Наконец, еще один подход к структурному описанию взаимо­действия представлен в транзактном анализе — направлении, пред­лагающем регулирование действий участников взаимодействия через регулирование их позиций, а также учет характера ситуаций и стиля взаимодействия (Берн, 1988). С точки зрения транзактно-го анализа каждый участник взаимодействия в принципе может занимать одну из трех позиции, которые условно можно обозна­чить как Родитель, Взрослый, Ребенок. Эти позиции ни в коей мере не связаны обязательно с соответствующей социальной ро­лью: это лишь чисто психологическое описание определенной стра­тегии во взаимодействии (позиция Ребенка может быть определе­на как позиция «Хочу!», позиция Родителя как «Надо!», позиция Взрослого — объединение «Хочу» и «Надо»). Взаимодействие эффективно тогда, когда транзакции носят «дополнительный» ха­рактер, т.е. совпадают: если партнер обращается к другому как Взрослый, то и тот отвечает с такой же позиции. Если же один из участников взаимодействия адресуется к другому с позиции Взрос­лого, а тот отвечает ему с позиции Родителя, то взаимодействие нарушается и может вообще прекратиться. В данном случае тран­закции являются «пересекающимися» Житейский пример приво­дится в следующей схеме (рис. 8).
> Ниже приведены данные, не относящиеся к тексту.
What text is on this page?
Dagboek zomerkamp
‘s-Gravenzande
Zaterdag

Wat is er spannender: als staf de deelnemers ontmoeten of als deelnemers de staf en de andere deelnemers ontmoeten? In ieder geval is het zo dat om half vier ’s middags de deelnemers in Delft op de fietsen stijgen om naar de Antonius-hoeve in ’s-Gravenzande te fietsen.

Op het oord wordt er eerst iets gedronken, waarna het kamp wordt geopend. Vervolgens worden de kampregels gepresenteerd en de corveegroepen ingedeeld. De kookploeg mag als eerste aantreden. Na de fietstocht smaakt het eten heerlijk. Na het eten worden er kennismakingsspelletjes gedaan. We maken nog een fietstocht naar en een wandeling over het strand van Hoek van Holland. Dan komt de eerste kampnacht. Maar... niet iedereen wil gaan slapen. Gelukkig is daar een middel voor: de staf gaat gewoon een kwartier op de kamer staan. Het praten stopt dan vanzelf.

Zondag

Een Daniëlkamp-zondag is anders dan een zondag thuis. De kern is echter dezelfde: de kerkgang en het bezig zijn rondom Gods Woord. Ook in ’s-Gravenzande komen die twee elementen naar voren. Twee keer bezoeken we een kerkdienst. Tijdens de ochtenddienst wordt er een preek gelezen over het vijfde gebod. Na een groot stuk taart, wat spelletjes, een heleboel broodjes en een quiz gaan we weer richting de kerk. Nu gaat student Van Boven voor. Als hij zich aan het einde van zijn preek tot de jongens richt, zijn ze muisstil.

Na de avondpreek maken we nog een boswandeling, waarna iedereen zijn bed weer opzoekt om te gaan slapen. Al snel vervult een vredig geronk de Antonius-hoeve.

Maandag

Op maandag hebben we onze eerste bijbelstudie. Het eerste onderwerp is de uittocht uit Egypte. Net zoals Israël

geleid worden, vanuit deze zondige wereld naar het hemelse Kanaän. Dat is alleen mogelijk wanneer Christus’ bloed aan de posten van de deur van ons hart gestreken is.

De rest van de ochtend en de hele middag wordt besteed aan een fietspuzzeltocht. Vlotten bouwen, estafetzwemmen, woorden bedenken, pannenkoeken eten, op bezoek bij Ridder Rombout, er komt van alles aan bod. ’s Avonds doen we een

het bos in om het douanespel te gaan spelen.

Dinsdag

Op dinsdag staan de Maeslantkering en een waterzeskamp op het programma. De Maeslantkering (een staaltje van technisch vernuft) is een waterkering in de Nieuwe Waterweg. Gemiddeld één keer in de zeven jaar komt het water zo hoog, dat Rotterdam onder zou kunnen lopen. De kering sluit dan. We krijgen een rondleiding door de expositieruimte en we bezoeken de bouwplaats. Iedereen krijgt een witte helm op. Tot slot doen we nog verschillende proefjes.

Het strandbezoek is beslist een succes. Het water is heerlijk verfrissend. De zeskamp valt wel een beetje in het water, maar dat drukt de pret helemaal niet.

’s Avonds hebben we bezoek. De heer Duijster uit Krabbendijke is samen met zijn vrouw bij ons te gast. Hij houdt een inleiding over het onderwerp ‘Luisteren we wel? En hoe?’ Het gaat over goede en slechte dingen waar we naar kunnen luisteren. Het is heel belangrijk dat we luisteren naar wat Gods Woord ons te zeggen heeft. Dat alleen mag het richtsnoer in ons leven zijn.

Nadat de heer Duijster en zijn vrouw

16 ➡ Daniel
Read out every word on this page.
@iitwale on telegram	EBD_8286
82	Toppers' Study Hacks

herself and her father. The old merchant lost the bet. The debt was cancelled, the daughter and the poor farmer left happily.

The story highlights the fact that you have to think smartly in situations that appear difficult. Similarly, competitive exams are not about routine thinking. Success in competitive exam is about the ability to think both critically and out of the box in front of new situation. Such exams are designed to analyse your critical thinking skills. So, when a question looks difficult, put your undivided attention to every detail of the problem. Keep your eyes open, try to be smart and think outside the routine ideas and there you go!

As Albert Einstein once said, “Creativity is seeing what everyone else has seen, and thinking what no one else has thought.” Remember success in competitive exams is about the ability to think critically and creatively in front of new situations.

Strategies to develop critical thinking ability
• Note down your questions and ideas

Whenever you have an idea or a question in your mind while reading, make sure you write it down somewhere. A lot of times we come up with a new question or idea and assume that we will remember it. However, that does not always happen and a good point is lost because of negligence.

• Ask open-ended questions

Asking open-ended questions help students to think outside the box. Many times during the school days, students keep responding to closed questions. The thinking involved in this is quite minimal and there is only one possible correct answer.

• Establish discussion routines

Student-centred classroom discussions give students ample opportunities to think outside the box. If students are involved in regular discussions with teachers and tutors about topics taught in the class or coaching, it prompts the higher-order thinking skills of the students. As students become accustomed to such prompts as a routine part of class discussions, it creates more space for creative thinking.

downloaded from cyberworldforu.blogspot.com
Жена обращается к мужу с информацией. «Я порезала палец» (апелляция к Взрослому с позиции Взрослого). Если он отвечает «Сейчас перевяжем», то это ответ также с позиции Взрослого (I). Если же следует сентенция: «Вечно у тебя что-то случается», то это ответ с позиции Родителя (II), а в случае: «Что же я теперь должен делать?», демонстрируется позиция Ребенка (III) В двух последних случаях эффективность взаимодействия невелика (Кри-жанская, Третьяков, 1990). Аналогичный подход предложен и П.Н. Ершовым, который, обозначая позиции, говорит о возмож­ной «пристройке сверху» и «пристройке снизу» (Ершов, 1972)

Второй показатель эффективности — адекватное понимание ситуации (как и в случае обмена информацией) и адекватный стиль действия в ней. В социальной психологии существует много классификаций ситуаций взаимодействия. Уже упоминалась класси­фикация, предложенная в отечественной социальной психологии А.А. Леонтьевым (социально-ориентированные, предметно-ори­ентированные и личностно-ориентированные ситуации). Другие примеры приведены М. Аргайлом и Э. Берном. Аргайл называет официальные социальные события, случайные эпизодические встречи, формальные контакты на работе и в быту, асимметрич­ные ситуации (в обучении, руководстве и пр.). Э. Берн уделяет особое внимание различным ритуалам, полуритуалам (имеющим место в развлечениях) и играм (понимаемым весьма широко, вклю­чая интимные, политические игры и т.п.) (Берн, 1988}.

Каждая ситуация диктует свой стиль поведения и действий: в каждой из них человек по-разному «подает» себя, а если эта само­подача не адекватна, взаимодействие затруднено. Если стиль сфор­мирован на основе действий в какой-то конкретной ситуации, а потом механически перенесен на другую ситуацию, то, естествен­но, успех не может быть гарантирован. Различают три основных стиля действий: ритуальный, манипулятивный и гуманистический. На примере использования ритуального стиля особенно легко по­казать необходимость соотнесения стиля с ситуацией. Ритуальный стиль обычно задан некоторой культурой. Например, стиль при­ветствий, вопросов, задаваемых при встрече, характера ожидаемых ответов. Так, в американской культуре принято на вопрос: «Как дела?» отвечать «Прекрасно!»,как бы дела ни обстояли на самом деле. Для нашей культуры свойственно отвечать «по существу», притом не стесняться негативных характеристик собственного бытия («Ой, жизни нет, цены растут, транспорт не работает» и т.д.). Человек, привыкший к другому ритуалу, получив такой от­вет, будет озадачен, как взаимодействовать дальше. Что касается использования манипулятивного или гуманистического стиля вза­имодействия, то это отдельная большая проблема, особенно в прак­тической социальной психологии (Петровская, 1983).

Важно сделать общий вывод о том, что расчленение единого акта взаимодействия на такие компоненты, как позиции участни­ков, ситуация и стиль действий, также способствует более тща­тельному психологическому анализу этой стороны общения, делая определенную попытку связать ее с содержанием деятельности.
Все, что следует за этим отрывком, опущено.